TORRE ANNUNZIATA. Tentò di proseguire la sua latitanza a Malta, violando le prescrizioni della sorveglianza speciale: confermata in Appello la condanna a 4 anni per il boss Aldo Gionta e i suoi tre complici. Anche in secondo grado per tutti gli imputati è stata esclusa l'aggravante dell'articolo 7, contestata dall’ex pm antimafia Pierpaolo Filippelli.

Per i giudici della Corte di Napoli il “boss poeta” si sottrasse solo all’obbligo di non uscire dal comune di residenza: Torre Annunziata. Obbligo impostogli il 1 agosto 2013 dall’ufficio Prevenzione del Tribunale. Il capoclan era stato scarcerato il giorno prima. I suoi tre complici invece, il 24 enne Giuseppe Lombardo di Pompei, e le stabiesi Livia Verdoliva (39) e Giovanna Ferraro (34), tutti residenti in via Vittorio Veneto, “non sapevano che Aldo Gionta fosse un boss, ma solo un camorrista”.

I giudici hanno accolto la tesi degli avvocati Giuseppe Tortora, Gaetano Rapacciuolo e Mauro Porcelli, concedendo ai complici il beneficio della pena sospesa.

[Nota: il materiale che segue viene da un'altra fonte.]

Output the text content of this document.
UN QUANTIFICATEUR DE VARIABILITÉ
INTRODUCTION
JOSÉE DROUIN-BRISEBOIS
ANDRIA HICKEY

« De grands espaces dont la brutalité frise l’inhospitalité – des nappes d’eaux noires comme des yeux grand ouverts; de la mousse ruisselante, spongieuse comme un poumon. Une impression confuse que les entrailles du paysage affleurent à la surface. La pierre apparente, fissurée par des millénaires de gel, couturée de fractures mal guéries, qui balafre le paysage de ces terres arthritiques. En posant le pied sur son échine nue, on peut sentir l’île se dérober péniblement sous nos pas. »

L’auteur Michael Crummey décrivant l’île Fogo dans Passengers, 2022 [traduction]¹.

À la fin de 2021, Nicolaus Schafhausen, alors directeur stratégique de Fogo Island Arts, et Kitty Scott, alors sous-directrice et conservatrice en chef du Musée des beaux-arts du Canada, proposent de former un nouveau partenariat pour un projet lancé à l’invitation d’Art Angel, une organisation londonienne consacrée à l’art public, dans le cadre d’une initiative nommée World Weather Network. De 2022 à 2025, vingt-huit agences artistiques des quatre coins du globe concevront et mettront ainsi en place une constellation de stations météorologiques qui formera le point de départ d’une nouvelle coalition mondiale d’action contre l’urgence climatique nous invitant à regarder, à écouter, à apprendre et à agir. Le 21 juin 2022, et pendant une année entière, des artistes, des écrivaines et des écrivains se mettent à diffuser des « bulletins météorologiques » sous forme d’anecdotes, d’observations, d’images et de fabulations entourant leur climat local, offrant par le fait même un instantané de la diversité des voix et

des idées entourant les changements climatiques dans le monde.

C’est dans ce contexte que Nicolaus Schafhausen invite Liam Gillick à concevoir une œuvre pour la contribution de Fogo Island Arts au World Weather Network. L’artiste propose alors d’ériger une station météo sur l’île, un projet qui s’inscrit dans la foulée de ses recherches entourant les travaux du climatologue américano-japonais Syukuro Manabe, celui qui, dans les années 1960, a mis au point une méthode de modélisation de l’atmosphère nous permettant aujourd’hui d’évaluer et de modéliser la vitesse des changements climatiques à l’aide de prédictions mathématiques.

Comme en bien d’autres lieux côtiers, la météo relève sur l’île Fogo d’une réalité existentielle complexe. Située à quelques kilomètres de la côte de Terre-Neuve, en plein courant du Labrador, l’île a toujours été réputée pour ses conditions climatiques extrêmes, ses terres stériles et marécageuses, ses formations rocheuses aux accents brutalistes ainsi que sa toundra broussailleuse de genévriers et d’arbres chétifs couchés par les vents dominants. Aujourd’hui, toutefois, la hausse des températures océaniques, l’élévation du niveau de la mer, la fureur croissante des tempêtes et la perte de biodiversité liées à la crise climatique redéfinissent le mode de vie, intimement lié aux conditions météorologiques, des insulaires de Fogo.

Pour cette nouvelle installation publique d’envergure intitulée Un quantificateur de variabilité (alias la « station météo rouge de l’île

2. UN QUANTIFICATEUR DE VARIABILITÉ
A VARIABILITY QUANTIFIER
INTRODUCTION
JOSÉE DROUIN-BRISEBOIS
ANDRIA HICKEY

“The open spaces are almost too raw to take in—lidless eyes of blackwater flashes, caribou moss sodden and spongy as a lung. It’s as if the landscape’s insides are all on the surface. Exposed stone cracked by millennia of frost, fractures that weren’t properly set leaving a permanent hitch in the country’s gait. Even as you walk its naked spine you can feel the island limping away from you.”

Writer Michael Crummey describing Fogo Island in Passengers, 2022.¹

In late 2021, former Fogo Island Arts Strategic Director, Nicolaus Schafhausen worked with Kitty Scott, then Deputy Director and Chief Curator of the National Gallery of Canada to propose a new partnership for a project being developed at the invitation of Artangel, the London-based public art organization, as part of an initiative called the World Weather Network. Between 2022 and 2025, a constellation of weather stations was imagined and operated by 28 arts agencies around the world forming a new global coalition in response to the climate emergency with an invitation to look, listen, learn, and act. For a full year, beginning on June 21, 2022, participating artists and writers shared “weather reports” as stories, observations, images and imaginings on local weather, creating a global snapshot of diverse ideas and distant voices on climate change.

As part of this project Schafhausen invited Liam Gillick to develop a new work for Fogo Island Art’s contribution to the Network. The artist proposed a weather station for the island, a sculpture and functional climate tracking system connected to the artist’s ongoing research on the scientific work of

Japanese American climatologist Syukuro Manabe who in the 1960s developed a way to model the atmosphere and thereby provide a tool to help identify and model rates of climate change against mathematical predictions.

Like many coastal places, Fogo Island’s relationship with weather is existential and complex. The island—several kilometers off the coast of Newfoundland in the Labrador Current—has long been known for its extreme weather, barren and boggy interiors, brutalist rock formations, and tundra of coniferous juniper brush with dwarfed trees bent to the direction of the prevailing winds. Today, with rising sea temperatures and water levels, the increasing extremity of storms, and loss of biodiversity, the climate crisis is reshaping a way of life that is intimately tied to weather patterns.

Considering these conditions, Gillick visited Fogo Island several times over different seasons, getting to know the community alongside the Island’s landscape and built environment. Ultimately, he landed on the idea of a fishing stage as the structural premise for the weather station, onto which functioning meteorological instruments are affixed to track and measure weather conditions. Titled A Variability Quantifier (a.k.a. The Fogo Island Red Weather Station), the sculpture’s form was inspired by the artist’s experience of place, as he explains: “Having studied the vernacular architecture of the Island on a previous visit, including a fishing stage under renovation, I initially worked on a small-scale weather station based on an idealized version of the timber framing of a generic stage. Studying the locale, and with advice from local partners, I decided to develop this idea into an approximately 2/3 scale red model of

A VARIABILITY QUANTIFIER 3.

Lombardo ha incassato una condanna a 2 anni: era il solo a possedere un documento d’identità falso. Un anno e mezzo a testa per le due donne che aiutarono Aldo Gionta nel suo tentativo di fuga in aliscafo, il 16 agosto 2014, dal porto di Pozzallo (Ragusa) verso Malta. 

LA VICENDA. Il boss era latitante dal 5 giugno 2014, sfuggito al maxi blitz contro il clan Gionta condotto dai carabinieri di Torre Annunziata nel Quadrilatero Carceri. Da allora, per due mesi, "Aldo il ribelle" si travestì anche da donna, nascondendosi tra Sant’Antonio Abate e l'estero per sfuggire alla cattura.

La sua fuga terminò il 16 agosto all’imbarco siciliano di Pozzallo. “Non sono Aldo Gionta, quello che cercate” – disse il boss ai carabinieri del nucleo investigativo di Torre Annunziata e di Modica, che lo arrestarono al porto in compagnia dei suoi complici - . Con sé il ras aveva un documento falso: si chiamava Pasquale Castello. Aldo Gionta ammise la propria identità solo dopo la comparazione delle impronte digitali presenti nelle banche dati degli Interni.

LA CURIOSITA’. Scarcerato per “decorrenza termini”, il 31 luglio 2013, Aldo Gionta aveva un obbligo: pagare 10mila euro di cauzione perché sorvegliato speciale in casa per 4 anni, a via Bertone 46, l’ex roccaforte ormai murata del clan. Soldi però mai versati allo Stato dal boss con l’hobby per la poesia e i “pizzini”.  Per questo il Tribunale di Napoli ha già condannato a settembre Aldo Gionta (oggi detenuto al 41-bis in regime di massima sicurezza) alla pena di quattro mesi di carcere.